A l'instar du modèle de la "Sécu" à la française avec sa carte Vitale, des chercheurs, militants écologistes et agriculteurs réfléchissent depuis quelques années à la possibilité de mise en place d'une "sécurité sociale de l'alimentation" pour tous.
Antoine Bernard de Raymond, sociologue, chercheur à l'Inrae (Institut national de recherche pour l'agriculture, l'alimentation et l'environnement), spécialiste de la sécurité alimentaire et de l'environnement, explique à l'AFP les principes et enjeux d'un concept visant à répondre aux limites de l'aide alimentaire.
Question: Comment est née l'idée d'une sécurité sociale de l'alimentation (SSA)?
Réponse: "C'est une réflexion qui est née en France et a émergé dans le débat public à partir de 2019. Initiée par des membres d'Ingénieurs sans Frontières-Agrista, elle est aujourd'hui portée par le collectif national SSA, regroupant notamment Le Réseau CIVAM, le Réseau Salariat, VRAC, ou encore la Confédération paysanne.
Leur réflexion concerne les limites du modèle agricole dominant et son impact sur l'environnement.
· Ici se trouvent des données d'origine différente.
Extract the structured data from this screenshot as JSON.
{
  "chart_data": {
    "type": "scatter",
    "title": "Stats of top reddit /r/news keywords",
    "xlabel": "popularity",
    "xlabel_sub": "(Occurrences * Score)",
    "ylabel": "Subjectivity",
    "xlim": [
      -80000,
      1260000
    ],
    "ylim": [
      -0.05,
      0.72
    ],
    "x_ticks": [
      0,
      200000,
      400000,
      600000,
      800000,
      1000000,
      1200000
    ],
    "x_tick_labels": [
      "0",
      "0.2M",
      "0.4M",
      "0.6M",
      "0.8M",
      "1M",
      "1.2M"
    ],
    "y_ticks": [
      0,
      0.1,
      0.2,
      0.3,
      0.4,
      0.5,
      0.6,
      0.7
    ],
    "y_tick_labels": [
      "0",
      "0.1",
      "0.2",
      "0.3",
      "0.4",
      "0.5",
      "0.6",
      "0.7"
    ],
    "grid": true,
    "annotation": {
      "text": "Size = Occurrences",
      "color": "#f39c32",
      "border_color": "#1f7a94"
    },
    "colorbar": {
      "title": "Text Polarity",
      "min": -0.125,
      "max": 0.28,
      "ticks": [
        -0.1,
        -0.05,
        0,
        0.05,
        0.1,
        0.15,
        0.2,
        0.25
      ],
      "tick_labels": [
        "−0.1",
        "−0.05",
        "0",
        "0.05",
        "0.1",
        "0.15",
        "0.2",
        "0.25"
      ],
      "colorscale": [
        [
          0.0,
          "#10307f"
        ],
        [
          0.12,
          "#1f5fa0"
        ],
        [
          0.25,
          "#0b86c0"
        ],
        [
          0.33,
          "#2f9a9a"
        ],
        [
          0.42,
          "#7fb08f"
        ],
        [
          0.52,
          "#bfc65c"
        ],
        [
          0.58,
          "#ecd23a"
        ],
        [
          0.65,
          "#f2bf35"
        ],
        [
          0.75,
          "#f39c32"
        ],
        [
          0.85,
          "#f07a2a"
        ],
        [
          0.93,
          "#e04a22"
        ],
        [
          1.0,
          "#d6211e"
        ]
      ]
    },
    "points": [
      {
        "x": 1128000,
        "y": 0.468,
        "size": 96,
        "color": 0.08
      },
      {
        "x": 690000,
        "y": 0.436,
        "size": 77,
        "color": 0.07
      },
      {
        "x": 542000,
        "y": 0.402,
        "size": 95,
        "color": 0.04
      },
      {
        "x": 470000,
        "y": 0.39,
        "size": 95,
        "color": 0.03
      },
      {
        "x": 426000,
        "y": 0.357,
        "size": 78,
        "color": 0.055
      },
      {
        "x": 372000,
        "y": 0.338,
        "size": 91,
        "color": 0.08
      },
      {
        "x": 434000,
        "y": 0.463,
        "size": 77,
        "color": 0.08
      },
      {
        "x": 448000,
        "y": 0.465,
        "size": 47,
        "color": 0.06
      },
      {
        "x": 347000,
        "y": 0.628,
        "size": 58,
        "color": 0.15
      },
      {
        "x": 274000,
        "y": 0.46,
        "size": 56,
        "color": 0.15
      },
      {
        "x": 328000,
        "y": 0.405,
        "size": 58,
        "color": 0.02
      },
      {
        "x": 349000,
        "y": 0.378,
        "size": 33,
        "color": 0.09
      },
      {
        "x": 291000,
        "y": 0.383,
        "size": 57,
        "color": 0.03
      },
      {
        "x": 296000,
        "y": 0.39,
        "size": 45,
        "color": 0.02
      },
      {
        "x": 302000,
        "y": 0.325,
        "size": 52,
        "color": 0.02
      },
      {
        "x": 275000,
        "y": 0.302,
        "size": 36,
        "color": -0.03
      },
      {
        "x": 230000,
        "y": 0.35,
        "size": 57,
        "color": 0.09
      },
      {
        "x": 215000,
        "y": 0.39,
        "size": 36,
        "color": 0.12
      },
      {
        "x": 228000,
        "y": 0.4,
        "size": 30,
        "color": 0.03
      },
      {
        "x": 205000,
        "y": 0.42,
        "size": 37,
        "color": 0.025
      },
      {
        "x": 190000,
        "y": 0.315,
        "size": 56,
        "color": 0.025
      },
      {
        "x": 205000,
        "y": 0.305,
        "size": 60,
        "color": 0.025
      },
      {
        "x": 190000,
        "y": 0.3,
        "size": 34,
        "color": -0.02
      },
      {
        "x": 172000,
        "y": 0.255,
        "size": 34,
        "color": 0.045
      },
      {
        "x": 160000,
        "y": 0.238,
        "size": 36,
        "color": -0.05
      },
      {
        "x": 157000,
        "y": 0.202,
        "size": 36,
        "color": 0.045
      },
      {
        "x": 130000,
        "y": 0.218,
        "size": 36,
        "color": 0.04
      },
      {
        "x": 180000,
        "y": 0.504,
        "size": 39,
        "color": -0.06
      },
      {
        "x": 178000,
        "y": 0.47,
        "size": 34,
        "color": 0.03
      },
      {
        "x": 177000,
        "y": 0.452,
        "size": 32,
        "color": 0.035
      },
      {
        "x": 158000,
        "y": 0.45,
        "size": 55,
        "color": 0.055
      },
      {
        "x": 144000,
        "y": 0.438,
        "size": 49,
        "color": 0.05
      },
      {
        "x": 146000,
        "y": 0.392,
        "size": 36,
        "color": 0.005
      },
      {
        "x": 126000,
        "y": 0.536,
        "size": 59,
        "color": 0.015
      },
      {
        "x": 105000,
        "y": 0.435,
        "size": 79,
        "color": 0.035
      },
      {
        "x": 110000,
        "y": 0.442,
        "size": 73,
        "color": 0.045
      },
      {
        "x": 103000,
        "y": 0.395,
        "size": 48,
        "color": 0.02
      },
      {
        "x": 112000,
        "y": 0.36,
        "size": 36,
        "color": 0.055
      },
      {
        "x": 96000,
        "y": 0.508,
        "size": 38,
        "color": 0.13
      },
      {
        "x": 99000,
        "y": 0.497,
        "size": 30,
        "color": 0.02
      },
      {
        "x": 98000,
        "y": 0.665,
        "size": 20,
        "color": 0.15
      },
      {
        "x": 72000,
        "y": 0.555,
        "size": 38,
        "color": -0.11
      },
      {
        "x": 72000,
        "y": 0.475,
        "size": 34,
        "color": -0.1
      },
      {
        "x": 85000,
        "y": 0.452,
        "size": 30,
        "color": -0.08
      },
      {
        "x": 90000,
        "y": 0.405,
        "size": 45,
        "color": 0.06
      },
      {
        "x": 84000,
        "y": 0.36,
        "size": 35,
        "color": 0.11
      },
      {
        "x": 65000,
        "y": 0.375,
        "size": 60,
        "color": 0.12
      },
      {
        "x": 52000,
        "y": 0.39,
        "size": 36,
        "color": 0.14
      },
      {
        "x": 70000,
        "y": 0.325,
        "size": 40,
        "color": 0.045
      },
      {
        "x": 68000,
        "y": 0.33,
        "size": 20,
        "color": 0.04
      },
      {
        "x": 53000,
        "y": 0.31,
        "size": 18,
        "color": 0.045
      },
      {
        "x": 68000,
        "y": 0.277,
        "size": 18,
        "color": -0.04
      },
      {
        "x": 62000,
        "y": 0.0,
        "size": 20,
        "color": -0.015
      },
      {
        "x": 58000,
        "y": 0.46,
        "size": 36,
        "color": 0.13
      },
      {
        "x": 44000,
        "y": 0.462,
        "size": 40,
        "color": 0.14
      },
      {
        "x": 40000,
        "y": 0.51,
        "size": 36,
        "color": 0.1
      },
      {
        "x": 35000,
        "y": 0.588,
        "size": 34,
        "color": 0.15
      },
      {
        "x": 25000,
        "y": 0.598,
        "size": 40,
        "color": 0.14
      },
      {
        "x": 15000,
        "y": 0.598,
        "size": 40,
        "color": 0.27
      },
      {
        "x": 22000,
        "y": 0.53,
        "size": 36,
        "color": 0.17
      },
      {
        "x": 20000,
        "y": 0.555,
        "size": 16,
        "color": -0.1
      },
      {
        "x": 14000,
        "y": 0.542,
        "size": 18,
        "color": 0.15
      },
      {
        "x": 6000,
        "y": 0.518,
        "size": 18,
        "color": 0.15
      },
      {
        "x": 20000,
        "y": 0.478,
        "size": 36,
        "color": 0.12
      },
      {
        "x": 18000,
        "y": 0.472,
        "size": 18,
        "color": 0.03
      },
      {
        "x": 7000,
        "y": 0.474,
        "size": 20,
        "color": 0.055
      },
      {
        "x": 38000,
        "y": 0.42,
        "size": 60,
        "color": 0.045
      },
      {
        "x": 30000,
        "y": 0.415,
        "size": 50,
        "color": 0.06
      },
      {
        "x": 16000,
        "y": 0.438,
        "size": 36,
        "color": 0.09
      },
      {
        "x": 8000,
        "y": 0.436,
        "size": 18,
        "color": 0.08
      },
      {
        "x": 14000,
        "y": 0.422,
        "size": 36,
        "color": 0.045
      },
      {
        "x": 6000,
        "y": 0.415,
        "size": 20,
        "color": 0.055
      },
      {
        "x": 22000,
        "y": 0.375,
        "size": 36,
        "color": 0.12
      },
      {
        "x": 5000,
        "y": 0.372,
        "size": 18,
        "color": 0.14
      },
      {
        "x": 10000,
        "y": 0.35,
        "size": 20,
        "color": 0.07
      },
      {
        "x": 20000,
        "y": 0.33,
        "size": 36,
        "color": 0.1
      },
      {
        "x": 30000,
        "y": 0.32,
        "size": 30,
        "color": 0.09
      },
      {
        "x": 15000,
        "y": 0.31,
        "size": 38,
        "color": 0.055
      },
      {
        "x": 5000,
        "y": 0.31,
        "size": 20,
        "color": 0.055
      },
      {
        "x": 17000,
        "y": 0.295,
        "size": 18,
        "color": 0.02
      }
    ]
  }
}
Les alternatives restent de niche et sont limitées par la propension à payer des consommateurs, comme c'est le cas des AMAP ou de l'agriculture biologique.
Autre axe de réflexion: la précarité alimentaire qui concerne un grand nombre de citoyens et la stigmatisation que l'aide alimentaire peut engendrer, avec un mécanisme qui permet d'écouler les surplus du modèle dominant, l'encourage, et qui pose souvent des problèmes de qualité des aliments."
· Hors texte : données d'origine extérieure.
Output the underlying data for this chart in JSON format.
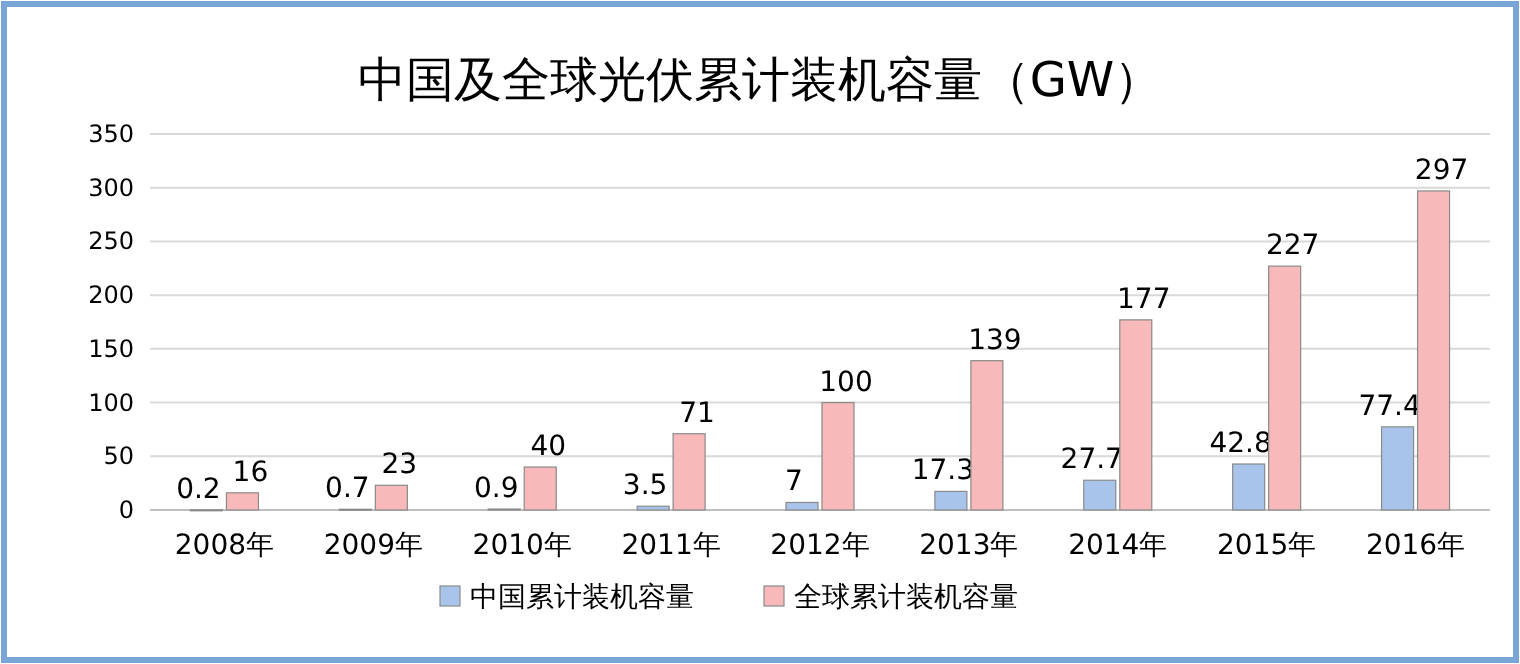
{
  "chart_data": {
    "type": "bar",
    "title": "中国及全球光伏累计装机容量（GW）",
    "categories": [
      "2008年",
      "2009年",
      "2010年",
      "2011年",
      "2012年",
      "2013年",
      "2014年",
      "2015年",
      "2016年"
    ],
    "series": [
      {
        "name": "中国累计装机容量",
        "color": "#a9c4eb",
        "values": [
          0.2,
          0.7,
          0.9,
          3.5,
          7,
          17.3,
          27.7,
          42.8,
          77.4
        ]
      },
      {
        "name": "全球累计装机容量",
        "color": "#f7b9b9",
        "values": [
          16,
          23,
          40,
          71,
          100,
          139,
          177,
          227,
          297
        ]
      }
    ],
    "ylim": [
      0,
      350
    ],
    "yticks": [
      0,
      50,
      100,
      150,
      200,
      250,
      300,
      350
    ],
    "grid": "y",
    "legend": "bottom",
    "data_labels": true
  }
}
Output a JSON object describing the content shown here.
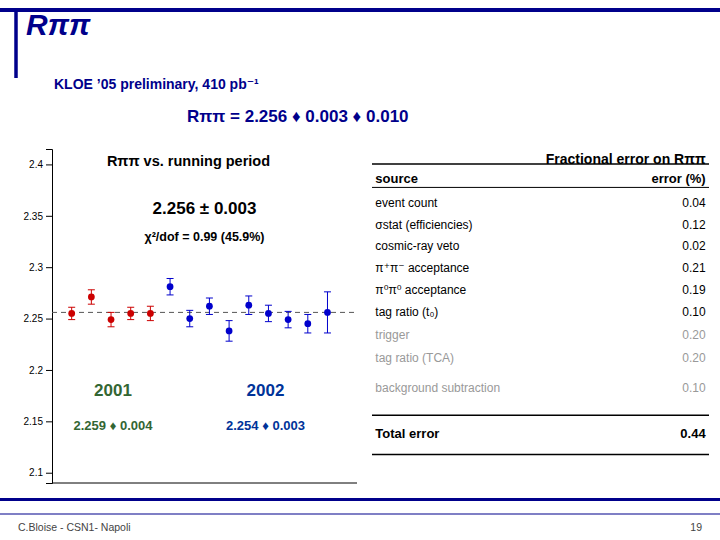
{
  "title": "Rππ",
  "subtitle": "KLOE ’05 preliminary, 410 pb⁻¹",
  "annotations": [
    "Rππ = 2.256 ♦ 0.003 ♦ 0.010"
  ],
  "footer": [
    "C.Bloise - CSN1- Napoli",
    "19"
  ],
  "color": "#00008B",
  "chart_data": [
    {
      "type": "scatter",
      "title": "Rππ vs. running period",
      "xlim": [
        0,
        15.5
      ],
      "ylim": [
        2.09,
        2.415
      ],
      "yticks": [
        2.1,
        2.15,
        2.2,
        2.25,
        2.3,
        2.35,
        2.4
      ],
      "tick_labels": "y",
      "series": [
        {
          "color": "#cc0000",
          "marker": "circle",
          "x": [
            1,
            2,
            3,
            4,
            5
          ],
          "values": [
            2.255,
            2.271,
            2.249,
            2.255,
            2.255
          ],
          "errors": [
            0.006,
            0.007,
            0.007,
            0.006,
            0.007
          ]
        },
        {
          "color": "#0000cc",
          "marker": "circle",
          "x": [
            6,
            7,
            8,
            9,
            10,
            11,
            12,
            13,
            14
          ],
          "values": [
            2.281,
            2.25,
            2.262,
            2.238,
            2.263,
            2.255,
            2.249,
            2.245,
            2.256
          ],
          "errors": [
            0.008,
            0.008,
            0.008,
            0.01,
            0.009,
            0.008,
            0.008,
            0.009,
            0.02
          ]
        }
      ],
      "reference_line": {
        "value": 2.256,
        "line_style": "dashed"
      },
      "annotations": [
        {
          "text": "2.256 ± 0.003"
        },
        {
          "text": "χ²/dof = 0.99 (45.9%)"
        },
        {
          "text": "2001",
          "color": "#336633"
        },
        {
          "text": "2.259 ♦ 0.004",
          "color": "#336633"
        },
        {
          "text": "2002",
          "color": "#003399"
        },
        {
          "text": "2.254 ♦ 0.003",
          "color": "#003399"
        }
      ]
    },
    {
      "type": "table",
      "title": "Fractional error on Rππ",
      "columns": [
        "source",
        "error (%)"
      ],
      "categories": [
        "event count",
        "σstat (efficiencies)",
        "cosmic-ray veto",
        "π⁺π⁻ acceptance",
        "π⁰π⁰ acceptance",
        "tag ratio (t₀)",
        "trigger",
        "tag ratio (TCA)",
        "background subtraction",
        "Total error"
      ],
      "values": [
        0.04,
        0.12,
        0.02,
        0.21,
        0.19,
        0.1,
        0.2,
        0.2,
        0.1,
        0.44
      ],
      "value_labels": [
        "0.04",
        "0.12",
        "0.02",
        "0.21",
        "0.19",
        "0.10",
        "0.20",
        "0.20",
        "0.10",
        "0.44"
      ],
      "colors": [
        "#000000",
        "#000000",
        "#000000",
        "#000000",
        "#000000",
        "#000000",
        "#999999",
        "#999999",
        "#999999",
        "#000000"
      ]
    }
  ]
}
Q: Quels sont les grands principes de la SSA?
R: "La SSA est une proposition de transformation globale des filières agro-alimentaires, avec la création de nouveaux droits sociaux visant à assurer conjointement l'accès de tous à l'alimentation, la transition vers une agriculture respectueuse de l'environnement et le revenu des producteurs.
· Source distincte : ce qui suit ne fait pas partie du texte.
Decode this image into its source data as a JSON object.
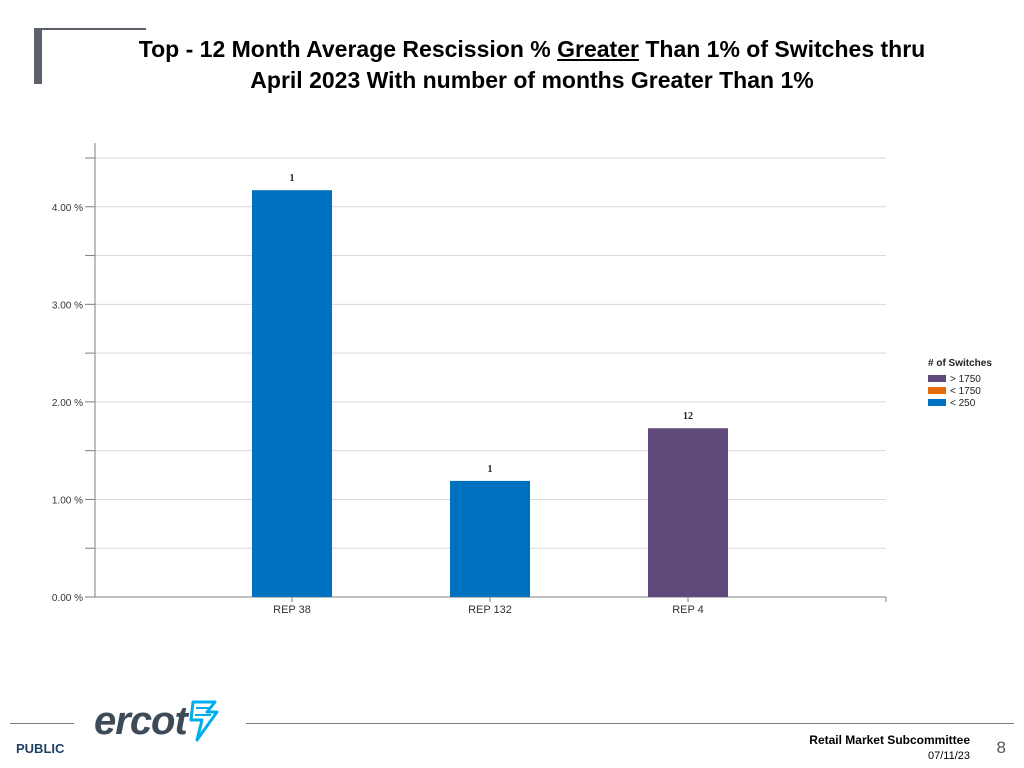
{
  "slide": {
    "title_part1": "Top - 12 Month Average Rescission % ",
    "title_underlined": "Greater",
    "title_part2": " Than 1% of Switches thru",
    "title_line2": "April 2023 With number of months Greater Than 1%"
  },
  "chart_data": {
    "type": "bar",
    "categories": [
      "REP 38",
      "REP 132",
      "REP 4"
    ],
    "values": [
      4.17,
      1.19,
      1.73
    ],
    "bar_colors": [
      "#0070c0",
      "#0070c0",
      "#604a7b"
    ],
    "bar_labels": [
      "1",
      "1",
      "12"
    ],
    "ylim": [
      0,
      4.5
    ],
    "yticks": [
      0,
      1,
      2,
      3,
      4
    ],
    "ytick_labels": [
      "0.00 %",
      "1.00 %",
      "2.00 %",
      "3.00 %",
      "4.00 %"
    ],
    "grid": true,
    "legend": {
      "title": "# of Switches",
      "position": "right",
      "entries": [
        {
          "label": "> 1750",
          "color": "#604a7b"
        },
        {
          "label": "< 1750",
          "color": "#e36c09"
        },
        {
          "label": "< 250",
          "color": "#0070c0"
        }
      ]
    }
  },
  "footer": {
    "public": "PUBLIC",
    "logo": "ercot",
    "committee": "Retail Market Subcommittee",
    "date": "07/11/23",
    "page": "8"
  }
}
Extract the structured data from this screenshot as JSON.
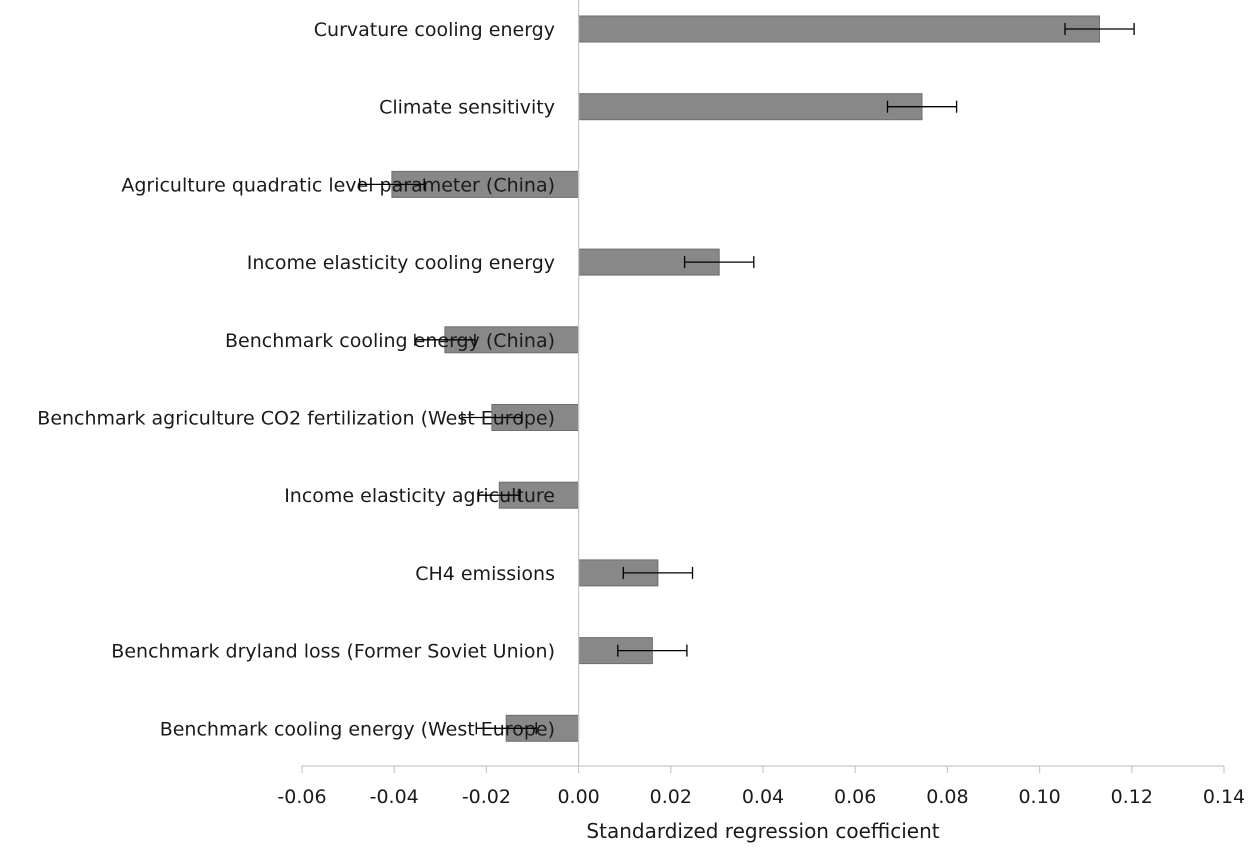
{
  "chart_data": {
    "type": "bar",
    "orientation": "horizontal",
    "categories": [
      "Curvature cooling energy",
      "Climate sensitivity",
      "Agriculture quadratic level parameter (China)",
      "Income elasticity cooling energy",
      "Benchmark cooling energy (China)",
      "Benchmark agriculture CO2 fertilization (West Europe)",
      "Income elasticity agriculture",
      "CH4 emissions",
      "Benchmark dryland loss (Former Soviet Union)",
      "Benchmark cooling energy (West Europe)"
    ],
    "values": [
      0.113,
      0.0745,
      -0.0405,
      0.0305,
      -0.029,
      -0.0188,
      -0.0172,
      0.0172,
      0.016,
      -0.0157
    ],
    "error": [
      0.0075,
      0.0075,
      0.007,
      0.0075,
      0.0065,
      0.0065,
      0.0045,
      0.0075,
      0.0075,
      0.0065
    ],
    "xlim": [
      -0.06,
      0.14
    ],
    "xticks": [
      -0.06,
      -0.04,
      -0.02,
      0.0,
      0.02,
      0.04,
      0.06,
      0.08,
      0.1,
      0.12,
      0.14
    ],
    "xtick_labels": [
      "-0.06",
      "-0.04",
      "-0.02",
      "0.00",
      "0.02",
      "0.04",
      "0.06",
      "0.08",
      "0.10",
      "0.12",
      "0.14"
    ],
    "xlabel": "Standardized regression coefficient",
    "ylabel": "",
    "title": "",
    "grid": false,
    "legend": "none",
    "bar_color": "#888888",
    "bar_edge_color": "#6e6e6e",
    "error_bar_color": "#000000",
    "axis_color": "#c8c8c8"
  }
}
Elle reprend les trois grands principes du régime général de la Sécurité sociale, tel qu'il a été initié en 1946:
- L'universalité, loin d'une politique ciblée pour les pauvres, avec par exemple 150 euros par mois par personne, crédités sur une "carte Vitale" alimentaire.
- La gestion démocratique du système de conventionnement des professionnels et des produits: ce mécanisme permet d'assurer une orientation par les citoyens de la production agricole et alimentaire, en élaborant démocratiquement les types de produits et les critères de qualité auxquels ils aspirent avoir accès.
- La cotisation solidaire en fonction de ses capacités. Si elle était mise en place à l'échelle du pays, différents scénarios sont à l'étude, notamment des cotisations sur les salaires ou la valeur ajoutée des entreprises."
Q: Cette SSA est-elle envisageable à l'échelle nationale?
R: "Tous les systèmes redistributifs posent des questions d'acceptation sociale. Les critiques pourront dire que la France est déjà championne du monde des prélèvements sociaux, que ça va nuire à la compétitivité des entreprises, etc..
Mais pour comprendre l'intérêt d'un tel projet, il ne faut pas voir uniquement les coûts, mais aussi les bénéfices, notamment au niveau de la santé publique. Aujourd'hui on ne peut pas réfléchir seulement en termes économiques. Il faut aussi prendre en compte les coûts écologiques et la SSA est une proposition forte et cohérente pour réussir à concilier les deux.
A ce jour, la réflexion se poursuit et de nombreuses expérimentations locales essaiment partout en France, avec des publics différents mais toujours le même principe."